I think I may have the “push it over the edge” element for Armory that it was missing. And I think I have also been able to remove an element that worked but was, when isolated, rather unnecessary. Can’t wait to update the prototype and get it on the table to test! All I will say right now is: Mercenaries!

 — 12/21/2023 1:04 PM

Playtested Armory in person last night for the first time since PAXEast. The slight card balance changes worked and, when asked, the testers identified specifics where I knew something was not quite 100%. They all liked the game, but their game designer minds gave great insight into potential fixes or needs to push the game across the finish line.

 — 10/28/2023 6:54 PM

Ok. So, I had an idea for a card game the other day.

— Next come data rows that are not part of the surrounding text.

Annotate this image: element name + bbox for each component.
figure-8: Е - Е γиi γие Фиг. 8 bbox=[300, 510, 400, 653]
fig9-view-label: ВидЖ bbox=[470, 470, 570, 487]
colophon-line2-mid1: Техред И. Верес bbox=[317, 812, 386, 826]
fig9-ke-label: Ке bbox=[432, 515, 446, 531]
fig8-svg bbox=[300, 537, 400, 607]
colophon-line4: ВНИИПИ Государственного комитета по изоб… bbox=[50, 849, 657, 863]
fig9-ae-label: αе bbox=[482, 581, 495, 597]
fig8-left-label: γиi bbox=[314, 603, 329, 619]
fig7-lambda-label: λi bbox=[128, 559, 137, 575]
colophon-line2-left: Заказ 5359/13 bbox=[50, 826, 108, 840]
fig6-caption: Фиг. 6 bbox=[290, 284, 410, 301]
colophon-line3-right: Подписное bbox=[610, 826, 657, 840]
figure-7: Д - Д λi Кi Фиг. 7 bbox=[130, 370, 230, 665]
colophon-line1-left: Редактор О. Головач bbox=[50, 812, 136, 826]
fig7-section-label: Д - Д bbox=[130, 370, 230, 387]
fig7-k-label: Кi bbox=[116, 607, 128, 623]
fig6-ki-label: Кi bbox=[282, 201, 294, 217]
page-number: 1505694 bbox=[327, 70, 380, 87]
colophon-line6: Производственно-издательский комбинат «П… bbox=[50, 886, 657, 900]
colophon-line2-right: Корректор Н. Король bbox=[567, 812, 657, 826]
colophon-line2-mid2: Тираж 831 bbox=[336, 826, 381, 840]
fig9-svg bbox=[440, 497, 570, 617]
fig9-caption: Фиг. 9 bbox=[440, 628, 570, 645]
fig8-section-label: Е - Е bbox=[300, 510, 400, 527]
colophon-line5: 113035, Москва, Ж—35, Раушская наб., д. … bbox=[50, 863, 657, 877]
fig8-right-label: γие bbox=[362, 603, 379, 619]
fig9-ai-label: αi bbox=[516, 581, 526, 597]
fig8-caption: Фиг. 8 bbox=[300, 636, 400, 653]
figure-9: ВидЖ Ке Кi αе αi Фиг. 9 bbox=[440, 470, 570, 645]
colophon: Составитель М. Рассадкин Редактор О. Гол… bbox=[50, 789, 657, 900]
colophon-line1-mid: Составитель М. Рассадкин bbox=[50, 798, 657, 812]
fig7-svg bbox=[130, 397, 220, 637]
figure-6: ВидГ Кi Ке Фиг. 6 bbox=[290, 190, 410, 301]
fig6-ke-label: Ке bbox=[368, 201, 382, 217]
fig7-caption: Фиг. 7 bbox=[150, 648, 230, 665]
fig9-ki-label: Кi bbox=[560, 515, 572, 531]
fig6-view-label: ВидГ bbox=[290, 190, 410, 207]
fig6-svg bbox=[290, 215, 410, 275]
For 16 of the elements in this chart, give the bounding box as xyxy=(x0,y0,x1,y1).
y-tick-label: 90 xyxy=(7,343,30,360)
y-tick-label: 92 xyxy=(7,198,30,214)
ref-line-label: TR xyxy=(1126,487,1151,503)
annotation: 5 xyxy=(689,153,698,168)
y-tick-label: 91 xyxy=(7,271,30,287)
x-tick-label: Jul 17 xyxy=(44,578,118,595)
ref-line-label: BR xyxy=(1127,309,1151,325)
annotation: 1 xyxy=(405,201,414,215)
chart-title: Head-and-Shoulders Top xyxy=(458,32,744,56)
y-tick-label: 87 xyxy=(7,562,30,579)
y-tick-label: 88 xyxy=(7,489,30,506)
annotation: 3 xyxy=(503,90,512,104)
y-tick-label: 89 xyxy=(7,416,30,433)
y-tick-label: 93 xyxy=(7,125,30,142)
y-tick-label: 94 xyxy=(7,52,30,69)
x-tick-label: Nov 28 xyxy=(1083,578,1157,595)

Now, a few days later despite very limited time to do anything with it, I have a 52-card rondel-like drafting, set collection game where you choose from taking the card you placed your token by and discarding to a face down deck, or taking the top card from the discard deck. And most cards have choices between using abilities or saving for points. Plus there are end game bonuses for different sets.

 — 10/16/2023 1:37 PM

I spent about three weeks hot and heavy working on Cattycombs of Rhyorr in order to playtest it in person at ReUnity in Nashua, NH, in mid-September. The game was received far better than I anticipated. Other than a couple of minor tweaks to the rules (I wrote the rulebook during this time too), I now just need to really test the heck out of it to find any breaking points. Unfortunately, I have not even begun to develop a digital version of it yet. And I have done no other game design work for any game since then.